しかし、何か巨大な影が自分を通りすぎたと思うと、自分の数メートル先にドラゴンが降り立った。
「待てと言っておるだろうが小僧!」
ドラゴンの咆哮のような怒鳴り声に、空気がビリビリ揺れた。
思わず耳を押さえて、しゃがみこんだ。
「ふん、仕方あるまい。」
ドラゴンはその大きな翼をたたみ、体に力を入れた。
すると、体が輝きだし至るところから煙が上がる。
あまりの眩しさに、目を覆い隠し収まるのを待つ。
暫くすると、輝きが収まり目を開けた。
すると、目の前にはもうドラゴンは居なくなっていた。
代わりに、一人の女性が目の前に立っていた。
その女性は、黒く長い髪を腰下まで伸ばした、絶世の美女だった。
しかし、服装がすごい。
体の要所要所に鎧が装着されているが、大事なところを隠しているだけで地肌かかなり露出している。

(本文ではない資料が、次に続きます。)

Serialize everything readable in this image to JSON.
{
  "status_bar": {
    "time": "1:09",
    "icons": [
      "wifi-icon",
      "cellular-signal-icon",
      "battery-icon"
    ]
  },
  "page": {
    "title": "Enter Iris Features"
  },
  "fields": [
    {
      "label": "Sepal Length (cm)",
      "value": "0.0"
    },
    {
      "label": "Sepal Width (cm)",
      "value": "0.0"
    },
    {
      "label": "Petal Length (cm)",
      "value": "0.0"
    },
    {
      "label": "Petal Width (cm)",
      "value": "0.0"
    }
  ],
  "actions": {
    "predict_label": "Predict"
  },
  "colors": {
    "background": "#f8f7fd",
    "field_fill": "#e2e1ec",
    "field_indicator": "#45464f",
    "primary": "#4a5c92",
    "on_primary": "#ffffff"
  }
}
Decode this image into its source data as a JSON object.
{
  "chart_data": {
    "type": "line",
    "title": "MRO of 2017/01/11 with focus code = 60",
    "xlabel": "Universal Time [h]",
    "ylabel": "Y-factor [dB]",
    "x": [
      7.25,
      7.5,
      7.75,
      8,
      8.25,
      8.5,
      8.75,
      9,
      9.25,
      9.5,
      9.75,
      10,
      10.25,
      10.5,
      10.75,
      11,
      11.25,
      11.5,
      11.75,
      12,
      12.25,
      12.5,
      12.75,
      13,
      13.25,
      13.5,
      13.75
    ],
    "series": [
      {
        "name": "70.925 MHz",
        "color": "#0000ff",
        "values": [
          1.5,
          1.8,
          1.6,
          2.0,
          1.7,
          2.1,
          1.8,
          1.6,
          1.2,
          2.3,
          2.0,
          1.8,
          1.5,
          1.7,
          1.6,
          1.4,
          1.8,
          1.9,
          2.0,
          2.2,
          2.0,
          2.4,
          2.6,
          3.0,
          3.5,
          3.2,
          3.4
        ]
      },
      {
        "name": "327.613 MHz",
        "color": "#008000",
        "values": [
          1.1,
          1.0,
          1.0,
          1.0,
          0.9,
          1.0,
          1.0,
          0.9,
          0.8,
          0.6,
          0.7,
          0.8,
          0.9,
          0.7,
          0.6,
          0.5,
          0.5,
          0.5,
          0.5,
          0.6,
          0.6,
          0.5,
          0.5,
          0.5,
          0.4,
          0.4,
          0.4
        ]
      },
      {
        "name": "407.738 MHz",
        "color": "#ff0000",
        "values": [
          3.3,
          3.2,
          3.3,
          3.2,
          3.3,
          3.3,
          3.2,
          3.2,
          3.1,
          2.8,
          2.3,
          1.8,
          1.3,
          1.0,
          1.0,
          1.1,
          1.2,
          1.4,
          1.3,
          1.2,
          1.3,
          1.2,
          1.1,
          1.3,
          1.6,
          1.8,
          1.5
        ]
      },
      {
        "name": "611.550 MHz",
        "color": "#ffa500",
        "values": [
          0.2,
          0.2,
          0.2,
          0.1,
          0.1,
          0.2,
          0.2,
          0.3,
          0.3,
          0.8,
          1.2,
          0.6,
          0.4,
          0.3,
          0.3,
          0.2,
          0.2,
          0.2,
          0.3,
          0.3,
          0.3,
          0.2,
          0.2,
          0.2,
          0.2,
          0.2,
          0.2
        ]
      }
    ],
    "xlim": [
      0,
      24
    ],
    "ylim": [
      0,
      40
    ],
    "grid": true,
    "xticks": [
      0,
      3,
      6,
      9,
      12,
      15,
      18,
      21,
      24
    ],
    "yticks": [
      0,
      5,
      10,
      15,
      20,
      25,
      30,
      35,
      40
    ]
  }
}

そこから覗く肌は、今までに一度も日を浴びたことがないと言う位、真っ白だった。
「コレでよかろう。さて、小僧今から儂の言うことをよく聞くのじゃぞ。」
随分と年寄り臭い喋り方だ。
「儂の名前はフォルティッシムスドラゴン。フォルテとでも、呼んでくれ。お主の纏っている鎧は、儂の体を使い作られておる。今は、ただこの鎧に取り付く残留思念じゃがな。」
ならば何故自分は彼女の姿をはっきりと見る事が出来るのだろう。
不思議に思っていると、それが顔に出ていたのだろう。
フォルテが説明を続けた。
「ここは精神の空間。今、お主は精神だけをこの空間に飛ばしておる。ここでの時間は外では一瞬もたっておらん。安心せい。」
そうだ自分はルーフスとの模擬戦で負けそうに成っていた所で、あの時意識が飛んだはず。
「お主を呼んだのは他でもない。この鎧の秘密をお主に教えるためじゃ。」
鎧の秘密?
一体何の話だろう?
「クックック。この鎧の秘密を知ったらきっと驚くぞ、小僧。」
フォルテは意味ありげに微笑んだ。